GOOD

There's been a lot of talk about the fact that shopping malls are being left empty and unused all over the nation as the rules of retail change. But the rules of entertainment are changing as well. More and more people are watching movies at home or on their "mobile devices."Movie theater attendance peaked in 2002 and some think it's now in a permanent decline. Unless 3-D saves the movie theater, we may find ourselves with lots of empty multiplexes as well.


I've noticed a number of empty theaters around Los Angeles, some of which I know closed over the last few years of economic turmoil.Chicago blogger and photographer Lee Bey has documented some of the dead theaters in Illinois and wonders what we should do with them:
Some of the closed multiplexes will become churches, no doubt, as did the old Hillside Theater in the late 1990s, and that's okay.
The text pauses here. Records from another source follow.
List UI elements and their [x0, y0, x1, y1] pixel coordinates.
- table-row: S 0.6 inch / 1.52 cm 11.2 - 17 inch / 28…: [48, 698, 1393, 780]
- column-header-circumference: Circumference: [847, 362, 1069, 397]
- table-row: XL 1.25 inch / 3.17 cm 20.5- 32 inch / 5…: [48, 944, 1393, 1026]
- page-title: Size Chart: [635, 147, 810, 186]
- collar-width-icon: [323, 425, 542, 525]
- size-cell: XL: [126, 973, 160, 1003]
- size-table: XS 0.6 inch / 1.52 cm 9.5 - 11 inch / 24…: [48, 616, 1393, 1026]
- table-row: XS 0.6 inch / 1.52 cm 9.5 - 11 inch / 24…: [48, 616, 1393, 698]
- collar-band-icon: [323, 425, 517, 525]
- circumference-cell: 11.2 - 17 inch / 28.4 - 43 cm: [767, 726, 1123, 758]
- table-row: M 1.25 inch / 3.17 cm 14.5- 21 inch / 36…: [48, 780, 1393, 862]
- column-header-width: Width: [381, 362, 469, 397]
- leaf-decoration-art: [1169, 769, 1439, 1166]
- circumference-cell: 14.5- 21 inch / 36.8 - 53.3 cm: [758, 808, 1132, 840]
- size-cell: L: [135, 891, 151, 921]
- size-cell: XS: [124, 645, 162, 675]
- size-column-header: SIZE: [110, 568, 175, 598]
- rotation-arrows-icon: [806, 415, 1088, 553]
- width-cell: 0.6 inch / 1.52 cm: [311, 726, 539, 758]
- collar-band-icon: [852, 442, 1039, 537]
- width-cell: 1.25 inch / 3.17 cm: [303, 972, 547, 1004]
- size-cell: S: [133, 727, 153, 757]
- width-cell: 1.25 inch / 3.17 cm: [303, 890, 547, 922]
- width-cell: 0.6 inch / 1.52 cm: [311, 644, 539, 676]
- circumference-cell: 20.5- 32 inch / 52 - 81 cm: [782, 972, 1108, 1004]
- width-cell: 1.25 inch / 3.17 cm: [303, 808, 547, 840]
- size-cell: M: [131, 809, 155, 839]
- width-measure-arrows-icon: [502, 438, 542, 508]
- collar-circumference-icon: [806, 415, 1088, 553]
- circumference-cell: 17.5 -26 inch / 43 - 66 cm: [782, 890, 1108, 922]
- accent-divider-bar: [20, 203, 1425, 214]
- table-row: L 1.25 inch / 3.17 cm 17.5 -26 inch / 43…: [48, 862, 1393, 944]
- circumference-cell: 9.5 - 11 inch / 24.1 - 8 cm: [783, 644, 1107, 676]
But the rest of them: could they be reused for live community theater? Or if possible, multiplexes of musical acts. Imagine a choice of 10 acts on 10 different stages in a single building.The theaters could also become independent movie houses where the next budding Cassavetes, Micheaux or Lemmons can get their works screened before a live audience?
I guess the unique feature of the multiplex is that it has many large tiered spaces in one building. How could that architecture be best repurposed? Community lecture halls? Indoor aquaponic gardens?